Networks will be the next frontier in energy efficiency if a program kicked off by router maker Juniper Networks and test-equipment vendor Ixia gains a wider following.
The companies unveiled the Energy Consumption Rating (ECR) Initiative on Tuesday at a lab in Santa Clara, Calif. The initiative has set up a method of measuring the power efficiency of certain classes of network devices and is making it openly available so that anyone can use it to test equipment.
There have long been low-power benchmarks for PCs and servers, such as those from the Energy Star program of the U.S. Environmental Protection Agency. But the networks that link those systems haven't been held to the same level of scrutiny, representatives of the participating companies and the EPA said Tuesday. Juniper and Ixia launched ECR in order to make quick progress toward a specification that could later be adopted by a formal standards body such as the ITU (International Telecommunication Union), said Luc Ceuppens, senior director of marketing at Juniper. Working from scratch at a formal standards body might take two to three years, he said.
The ECR methodology can determine the number of watts a network element consumes per gigabit per second of traffic. On Tuesday, in a test lab where Ixia said it can simulate the traffic generated by a triple-play telecommunications service for 250,000 people, the methodology was built into an Ixia measurement application called IxGreen and used to test a Juniper T1600 carrier core router. The router, which has a theoretical maximum throughput of 640Gbps, consumed 9.03 watts per gigabit per second, the testers found. It was tested at 98 percent traffic load as well as 49 percent and idle. Correcting for the different load levels, it scored 8.81 watts/Gbps.
ECR today is designed to test individual systems in the network, but over the next year, the group plans to work out a way to test the efficiency of the whole network.
Juniper acknowledged that it helped kick off the effort because it believes its equipment is more efficient than many rival products, and the demonstration also showed off Ixia's iSimCity lab and IxGreen software.

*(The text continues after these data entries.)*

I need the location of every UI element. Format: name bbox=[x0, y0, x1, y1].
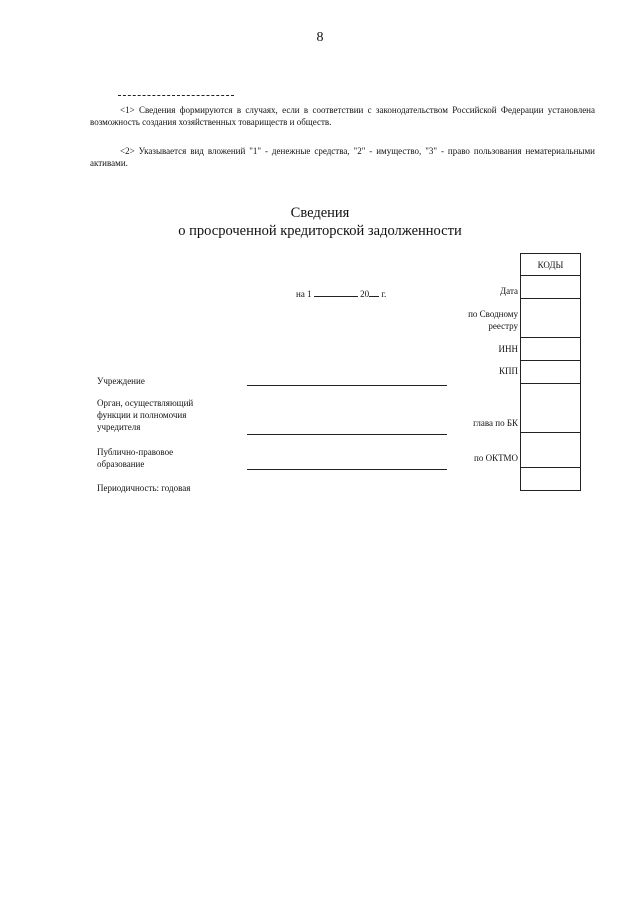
footnote-1: <1> Сведения формируются в случаях, если в соответствии с законодательством Российской Федерации установлена возможность создания хозяйственных товариществ и обществ. bbox=[90, 105, 595, 127]
code-cell-kpp[interactable] bbox=[521, 361, 581, 384]
code-cell-bk[interactable] bbox=[521, 384, 581, 433]
date-prefix: на 1 bbox=[296, 289, 312, 299]
code-cell-oktmo[interactable] bbox=[521, 433, 581, 468]
code-cell-registry[interactable] bbox=[521, 299, 581, 338]
label-public-line1: Публично-правовое bbox=[97, 447, 174, 457]
code-cell-date[interactable] bbox=[521, 276, 581, 299]
form-title: Сведения bbox=[290, 205, 350, 221]
label-public-line2: образование bbox=[97, 459, 145, 469]
year-prefix: 20 bbox=[360, 289, 370, 299]
label-kpp: КПП bbox=[498, 366, 518, 376]
label-date: Дата bbox=[500, 286, 518, 296]
founder-field[interactable] bbox=[247, 434, 447, 435]
footnote-separator bbox=[118, 95, 234, 96]
label-oktmo: по ОКТМО bbox=[474, 453, 518, 463]
date-suffix: г. bbox=[381, 289, 387, 299]
footnote-2: <2> Указывается вид вложений "1" - денежные средства, "2" - имущество, "3" - право пользования нематериальными активами. bbox=[90, 146, 595, 168]
label-institution: Учреждение bbox=[97, 376, 145, 386]
report-date-line bbox=[296, 289, 386, 299]
public-entity-field[interactable] bbox=[247, 469, 447, 470]
label-bk: глава по БК bbox=[473, 418, 518, 428]
code-cell-periodicity[interactable] bbox=[521, 468, 581, 491]
institution-field[interactable] bbox=[247, 385, 447, 386]
label-founder-line2: функции и полномочия bbox=[97, 410, 187, 420]
label-founder-line1: Орган, осуществляющий bbox=[97, 398, 194, 408]
page-number: 8 bbox=[316, 30, 324, 45]
date-blank-field bbox=[314, 289, 358, 297]
codes-table bbox=[520, 253, 581, 491]
label-founder-line3: учредителя bbox=[97, 422, 141, 432]
year-blank-field bbox=[369, 289, 379, 297]
label-registry-line1: по Сводному bbox=[468, 309, 518, 319]
label-periodicity: Периодичность: годовая bbox=[97, 483, 191, 493]
form-subtitle: о просроченной кредиторской задолженности bbox=[178, 223, 462, 239]
label-registry-line2: реестру bbox=[488, 321, 518, 331]
code-cell-inn[interactable] bbox=[521, 338, 581, 361]
codes-header: КОДЫ bbox=[521, 254, 581, 276]
label-inn: ИНН bbox=[498, 344, 518, 354]
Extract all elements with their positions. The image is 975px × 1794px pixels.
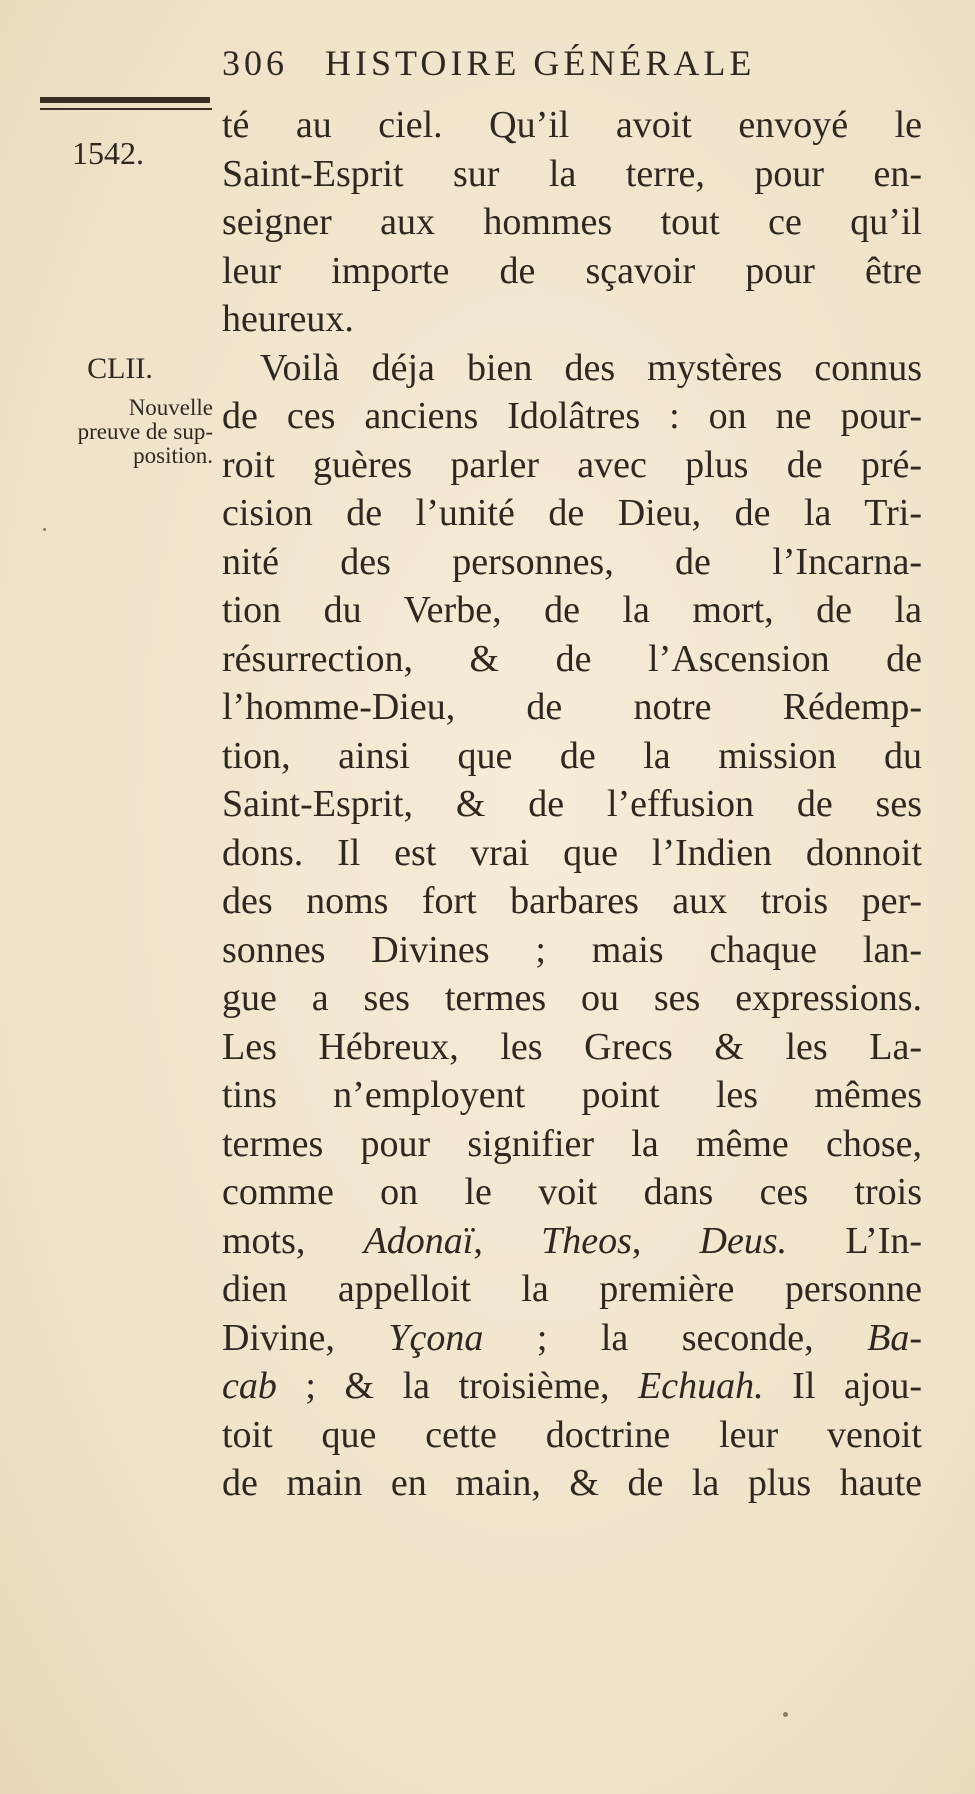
text-run: mots, <box>222 1219 364 1262</box>
text-run: cision de l’unité de Dieu, de la Tri- <box>222 492 922 534</box>
italic-run: Adonaï <box>363 1219 474 1262</box>
text-run: gue a ses termes ou ses expressions. <box>222 977 922 1019</box>
text-run: Divine, <box>222 1316 389 1359</box>
text-run: té au ciel. Qu’il avoit envoyé le <box>222 104 922 146</box>
side-note-line: preuve de sup- <box>77 419 213 444</box>
text-line <box>222 101 922 150</box>
text-run: dien appelloit la première personne <box>222 1268 922 1310</box>
side-note-line: position. <box>133 443 213 468</box>
rule-thick <box>40 97 210 103</box>
text-line <box>222 974 922 1023</box>
text-line <box>222 150 922 199</box>
page-number: 306 <box>222 43 288 83</box>
text-line <box>222 1411 922 1460</box>
text-line <box>222 1362 922 1411</box>
text-line <box>222 247 922 296</box>
text-line <box>222 1168 922 1217</box>
body-text <box>222 101 922 1508</box>
text-run: tion du Verbe, de la mort, de la <box>222 589 922 631</box>
text-run: Saint-Esprit sur la terre, pour en- <box>222 152 922 195</box>
text-run: termes pour signifier la même chose, <box>222 1122 922 1165</box>
margin-year: 1542. <box>72 135 144 171</box>
text-line <box>222 732 922 781</box>
text-run: leur importe de sçavoir pour être <box>222 249 922 292</box>
text-line <box>222 198 922 247</box>
text-line <box>222 441 922 490</box>
italic-run: Theos <box>541 1219 632 1262</box>
text-run: , <box>473 1219 542 1262</box>
text-line <box>222 1314 922 1363</box>
text-run: l’homme-Dieu, de notre Rédemp- <box>222 686 922 728</box>
text-run: Voilà déja bien des mystères connus <box>260 346 922 389</box>
text-run: dons. Il est vrai que l’Indien donnoit <box>222 831 922 874</box>
text-run: de ces anciens Idolâtres : on ne pour- <box>222 395 922 437</box>
text-run: ; la seconde, <box>483 1316 868 1359</box>
text-run: seigner aux hommes tout ce qu’il <box>222 201 922 243</box>
text-run: résurrection, & de l’Ascension de <box>222 637 922 680</box>
text-line <box>222 635 922 684</box>
running-header <box>222 42 922 84</box>
text-run: L’In- <box>787 1219 923 1262</box>
text-run: nité des personnes, de l’Incarna- <box>222 540 922 583</box>
text-line <box>222 1120 922 1169</box>
text-line <box>222 829 922 878</box>
text-run: tins n’employent point les mêmes <box>222 1074 922 1116</box>
text-line <box>222 586 922 635</box>
text-run: Saint-Esprit, & de l’effusion de ses <box>222 783 922 825</box>
text-line <box>222 1071 922 1120</box>
text-run: sonnes Divines ; mais chaque lan- <box>222 928 922 971</box>
italic-run: Deus. <box>699 1219 788 1262</box>
text-run: , <box>631 1219 700 1262</box>
paper-speck <box>783 1712 788 1717</box>
text-run: Il ajou- <box>763 1365 922 1407</box>
rule-thin <box>40 108 212 110</box>
text-line <box>222 489 922 538</box>
paper-speck <box>43 528 46 531</box>
text-line <box>222 538 922 587</box>
text-run: Les Hébreux, les Grecs & les La- <box>222 1025 922 1068</box>
text-run: des noms fort barbares aux trois per- <box>222 880 922 922</box>
italic-run: Ba- <box>867 1316 922 1359</box>
text-line <box>222 780 922 829</box>
text-line <box>222 1217 922 1266</box>
running-title: HISTOIRE GÉNÉRALE <box>325 43 756 83</box>
text-run: heureux. <box>222 298 354 340</box>
text-line <box>222 926 922 975</box>
margin-rule <box>40 97 212 111</box>
text-line <box>222 1459 922 1508</box>
text-line <box>222 1265 922 1314</box>
italic-run: cab <box>222 1365 277 1407</box>
italic-run: Yçona <box>388 1316 484 1359</box>
text-line <box>222 295 922 344</box>
text-run: roit guères parler avec plus de pré- <box>222 443 922 486</box>
text-line <box>222 344 922 393</box>
text-run: toit que cette doctrine leur venoit <box>222 1413 922 1456</box>
text-run: ; & la troisième, <box>276 1365 639 1407</box>
text-run: tion, ainsi que de la mission du <box>222 734 922 777</box>
text-run: de main en main, & de la plus haute <box>222 1462 922 1504</box>
section-number: CLII. <box>87 352 153 385</box>
text-line <box>222 877 922 926</box>
text-line <box>222 1023 922 1072</box>
text-line <box>222 392 922 441</box>
side-note-line: Nouvelle <box>128 395 213 420</box>
text-line <box>222 683 922 732</box>
side-note <box>28 396 213 468</box>
text-run: comme on le voit dans ces trois <box>222 1171 922 1213</box>
italic-run: Echuah. <box>638 1365 764 1407</box>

But other vendors and testing providers are free to use the methodology themselves, executives of the companies said. The methodology is designed to be repeatable so results from different labs can be compared.
The people formulating ECR have talked about it with representatives of Cisco Systems, the dominant data networking vendor, which made some suggestions but didn't join the initiative, Ceuppens said. Cisco is leading discussions on energy-efficiency efforts in standards bodies and other industry groups, including the ITU and the Institute of Electrical and Electronics Engineers, the company said in a statement.
The EPA welcomes the effort, according to Andrew Fanara, product development team leader in the agency's Energy Star division, who spoke at the event Tuesday.
"This is a very good first step and may become a formal standard," Fanara said. The EPA may try to create an Energy Star program for network devices in the future, but it has many other areas to look at, Fanara said.
IT vendors have to balance efficiency against many other demands in future products, said Vic Alston, senior vice president of product development at Ixia. Unlike in some businesses, such as consumer electronics, networking products are expected to improve tenfold in areas such as security, reliability, scalability and performance with every product cycle, Alston said. It's hard for vendors to justify sacrificing any of those improvements for efficiency, which doesn't give them a sexy specification to list on the product, he said.
The bad news of the economic downturn, along with the good news of lower oil prices, will further shift attention from power consumption, the EPA's Fanara predicted.
"We'll probably see energy consumption drift down a bit" in importance when vendors are designing products and customers are buying them, Fanara said. However, this may be a good time for vendors to retool for energy woes that are sure to reemerge, he added.
Efficiency is beginning to factor into the buying decisions of customers, such as some carriers, Juniper's Ceuppens said. His company is already getting requests for proposals that include power requirements.
"They're fairly broad. They state maximums rather than ideals. But there are people who say, 'I want to get rid of this piece of equipment because it costs me too much to run it,'" Ceuppens said.